Jerome Powell always voted with the Chairman which is no-brainer. You can only tell what a person really thinks if he goes against the Chairman in all these central bank meetings. The right thing to do is to stay ahead of the curve on both inflation and asset prices. Inflation to Federal Reserve is still ahead of the curve because US inflation rates are still very low. But on the asset prices, commercial real estate prices are going sky high, far above the previous peak and those suggest that they should continue normalising the policies as quickly as possible. You will probably continue the current path.
There is a chance that a bear market for bonds can happen in 2018 because now they are unwinding the QE, at least the Federal Reserve. Because Fed said it is not selling the bonds, the market has kind of calmed down, complacent. The Fed said it is going to hold on to the bonds until maturity and not going to re-invest. That’s how they are unwinding QE. What happens when the bonds mature in the hands of the Fed? Treasury will have to pay the Fed. Treasury doesn’t have that kind of money. It has to issue redemption bonds to get the money from the private sector to pay the Fed. In redemption bonds, you take the money from the private sector and you use this money to pay the guy in the private sector who owns the maturing bonds. This guy is likely to use the money to buy government bonds again. The money doesn’t really leave the bond market which is why if it is redemption bonds, people are relaxed. If it is a new money bond then people become very uptight because it doesn’t come back to the bond market, which is why it could raise interest rates. What happens when the Fed is holding the maturity bonds? You issue the redemption bonds by name, but this money goes to the Fed and disappears there. It never comes back. Effectively this is new money bonds.
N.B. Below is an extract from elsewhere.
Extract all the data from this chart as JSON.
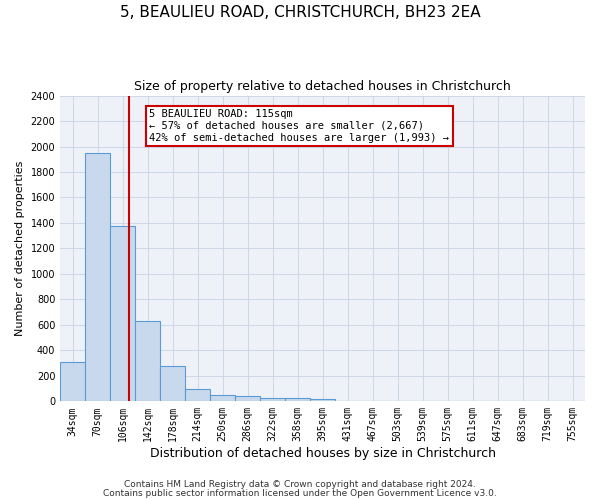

We are talking about huge sum of new money bonds this way; $300 billion this fiscal year, $600 billion each in the following two years. $600 billion is one year’s worth of US budget deficit so in 2019, 2020. We are talking about doubling the US budget deficit. That is likely to have upward pressure on interest rates so I don’t think the bond market will do particularly well going forward.
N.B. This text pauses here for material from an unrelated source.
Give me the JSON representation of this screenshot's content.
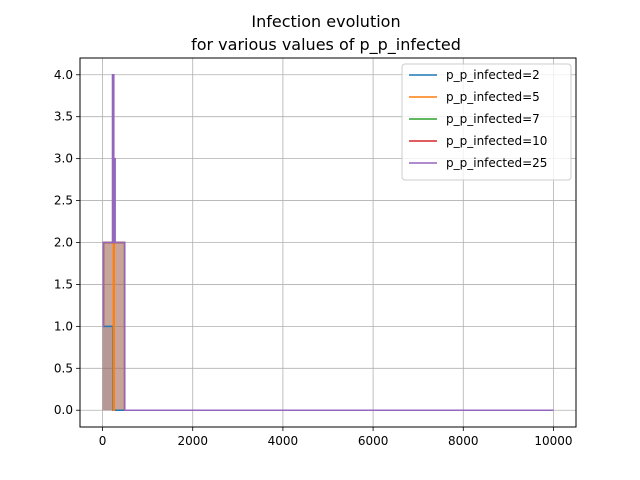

Once more and more people begin to realise, there would be pressure on the bond market and then I think that would then affect the stock market but that’s basically what the Fed wants to do anyways. I don’t think Fed wants to see the asset prices and commercial real estate prices continuously going up because if that continues, at some point this thing will go bust, and then we go back to 2008 all over again.
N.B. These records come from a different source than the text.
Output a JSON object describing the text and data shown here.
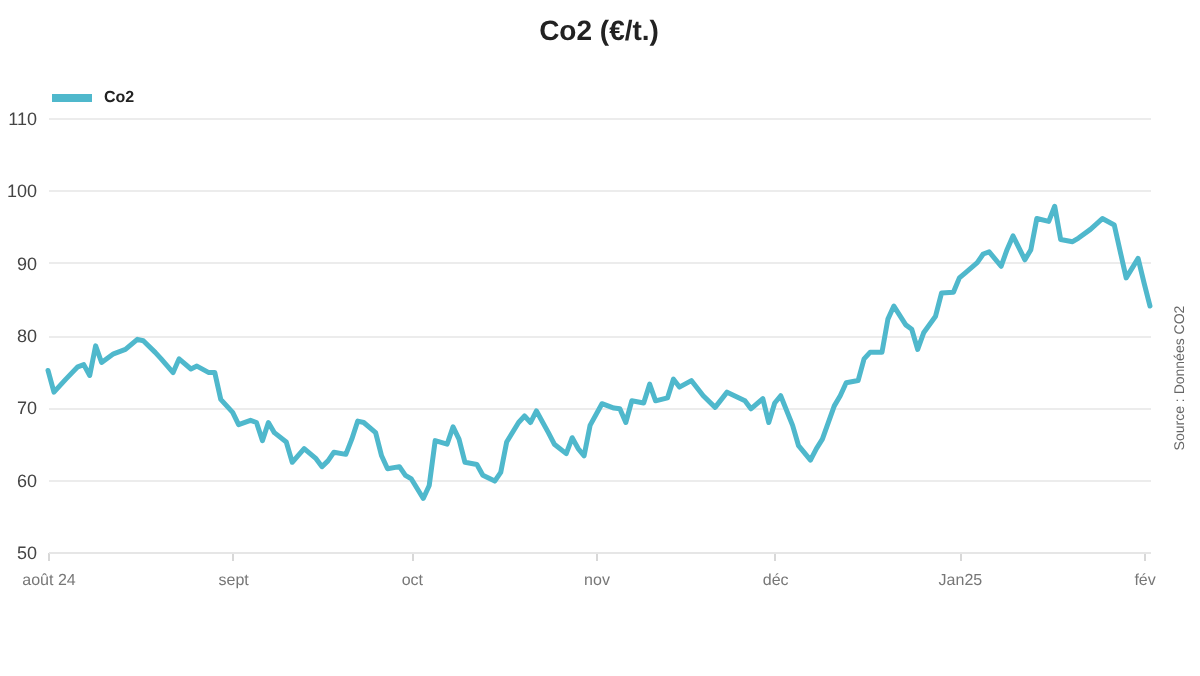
{
  "chart_data": {
    "type": "line",
    "title": "Co2 (€/t.)",
    "annotations": [
      "Source : Données CO2"
    ],
    "x": [
      "2024-08-01",
      "2024-08-02",
      "2024-08-04",
      "2024-08-06",
      "2024-08-07",
      "2024-08-08",
      "2024-08-09",
      "2024-08-10",
      "2024-08-12",
      "2024-08-14",
      "2024-08-16",
      "2024-08-17",
      "2024-08-19",
      "2024-08-20",
      "2024-08-22",
      "2024-08-23",
      "2024-08-25",
      "2024-08-26",
      "2024-08-28",
      "2024-08-29",
      "2024-08-30",
      "2024-09-01",
      "2024-09-02",
      "2024-09-04",
      "2024-09-05",
      "2024-09-06",
      "2024-09-07",
      "2024-09-08",
      "2024-09-10",
      "2024-09-11",
      "2024-09-13",
      "2024-09-15",
      "2024-09-16",
      "2024-09-17",
      "2024-09-18",
      "2024-09-20",
      "2024-09-21",
      "2024-09-22",
      "2024-09-23",
      "2024-09-25",
      "2024-09-26",
      "2024-09-27",
      "2024-09-29",
      "2024-09-30",
      "2024-10-01",
      "2024-10-03",
      "2024-10-04",
      "2024-10-05",
      "2024-10-07",
      "2024-10-08",
      "2024-10-09",
      "2024-10-10",
      "2024-10-12",
      "2024-10-13",
      "2024-10-15",
      "2024-10-16",
      "2024-10-17",
      "2024-10-19",
      "2024-10-20",
      "2024-10-21",
      "2024-10-22",
      "2024-10-24",
      "2024-10-25",
      "2024-10-27",
      "2024-10-28",
      "2024-10-29",
      "2024-10-30",
      "2024-10-31",
      "2024-11-02",
      "2024-11-04",
      "2024-11-05",
      "2024-11-06",
      "2024-11-07",
      "2024-11-09",
      "2024-11-10",
      "2024-11-11",
      "2024-11-13",
      "2024-11-14",
      "2024-11-15",
      "2024-11-17",
      "2024-11-19",
      "2024-11-21",
      "2024-11-23",
      "2024-11-26",
      "2024-11-27",
      "2024-11-29",
      "2024-11-30",
      "2024-12-01",
      "2024-12-02",
      "2024-12-04",
      "2024-12-05",
      "2024-12-07",
      "2024-12-08",
      "2024-12-09",
      "2024-12-11",
      "2024-12-12",
      "2024-12-13",
      "2024-12-15",
      "2024-12-16",
      "2024-12-17",
      "2024-12-19",
      "2024-12-20",
      "2024-12-21",
      "2024-12-23",
      "2024-12-24",
      "2024-12-25",
      "2024-12-26",
      "2024-12-28",
      "2024-12-29",
      "2024-12-31",
      "2025-01-01",
      "2025-01-02",
      "2025-01-04",
      "2025-01-05",
      "2025-01-06",
      "2025-01-08",
      "2025-01-09",
      "2025-01-10",
      "2025-01-12",
      "2025-01-13",
      "2025-01-14",
      "2025-01-16",
      "2025-01-17",
      "2025-01-18",
      "2025-01-20",
      "2025-01-21",
      "2025-01-23",
      "2025-01-25",
      "2025-01-27",
      "2025-01-29",
      "2025-01-31",
      "2025-02-01",
      "2025-02-02"
    ],
    "series": [
      {
        "name": "Co2",
        "color": "#4fb8cc",
        "values": [
          75.1,
          72.1,
          73.9,
          75.6,
          75.9,
          74.4,
          78.5,
          76.2,
          77.4,
          78.0,
          79.4,
          79.2,
          77.6,
          76.7,
          74.8,
          76.7,
          75.3,
          75.7,
          74.8,
          74.8,
          71.1,
          69.3,
          67.6,
          68.2,
          67.9,
          65.4,
          67.9,
          66.5,
          65.2,
          62.4,
          64.3,
          62.9,
          61.8,
          62.6,
          63.8,
          63.5,
          65.6,
          68.1,
          67.9,
          66.5,
          63.3,
          61.5,
          61.8,
          60.6,
          60.1,
          57.4,
          59.2,
          65.4,
          64.9,
          67.3,
          65.6,
          62.4,
          62.1,
          60.6,
          59.8,
          61.0,
          65.2,
          67.9,
          68.8,
          67.9,
          69.5,
          66.5,
          64.9,
          63.6,
          65.8,
          64.3,
          63.3,
          67.5,
          70.5,
          69.9,
          69.8,
          67.9,
          70.9,
          70.6,
          73.2,
          70.9,
          71.3,
          73.9,
          72.8,
          73.7,
          71.6,
          70.0,
          72.1,
          70.9,
          69.8,
          71.2,
          67.9,
          70.6,
          71.6,
          67.5,
          64.7,
          62.7,
          64.3,
          65.6,
          70.2,
          71.6,
          73.4,
          73.7,
          76.7,
          77.6,
          77.6,
          82.2,
          84.0,
          81.4,
          80.8,
          78.0,
          80.3,
          82.6,
          85.8,
          85.9,
          87.9,
          88.6,
          90.0,
          91.2,
          91.5,
          89.5,
          91.8,
          93.7,
          90.4,
          91.8,
          96.1,
          95.7,
          97.8,
          93.2,
          92.9,
          93.4,
          94.6,
          96.1,
          95.2,
          87.9,
          90.6,
          87.2,
          84.0
        ]
      }
    ],
    "xlim": [
      "2024-08-01",
      "2025-02-02"
    ],
    "xticks": [
      {
        "value": "2024-08-01",
        "label": "août 24"
      },
      {
        "value": "2024-09-01",
        "label": "sept"
      },
      {
        "value": "2024-10-01",
        "label": "oct"
      },
      {
        "value": "2024-11-01",
        "label": "nov"
      },
      {
        "value": "2024-12-01",
        "label": "déc"
      },
      {
        "value": "2025-01-01",
        "label": "Jan25"
      },
      {
        "value": "2025-02-01",
        "label": "fév"
      }
    ],
    "ylim": [
      50,
      110
    ],
    "yticks": [
      50,
      60,
      70,
      80,
      90,
      100,
      110
    ],
    "grid": "y",
    "legend": "top",
    "line_style": "solid",
    "marker": "none"
  }
}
QE removal is still a challenge because we have never seen anything like this before and we are all finding our way, so things can go wrong somewhere along the line. I hope nothing goes wrong of course but you are talking about huge amounts involved. I hope not we do not see a repeat of 2008. In 2008, there was so much leverage in the system so when things started going then everything started unwinding. This time the leverage is not that high except in maybe commercial real estate.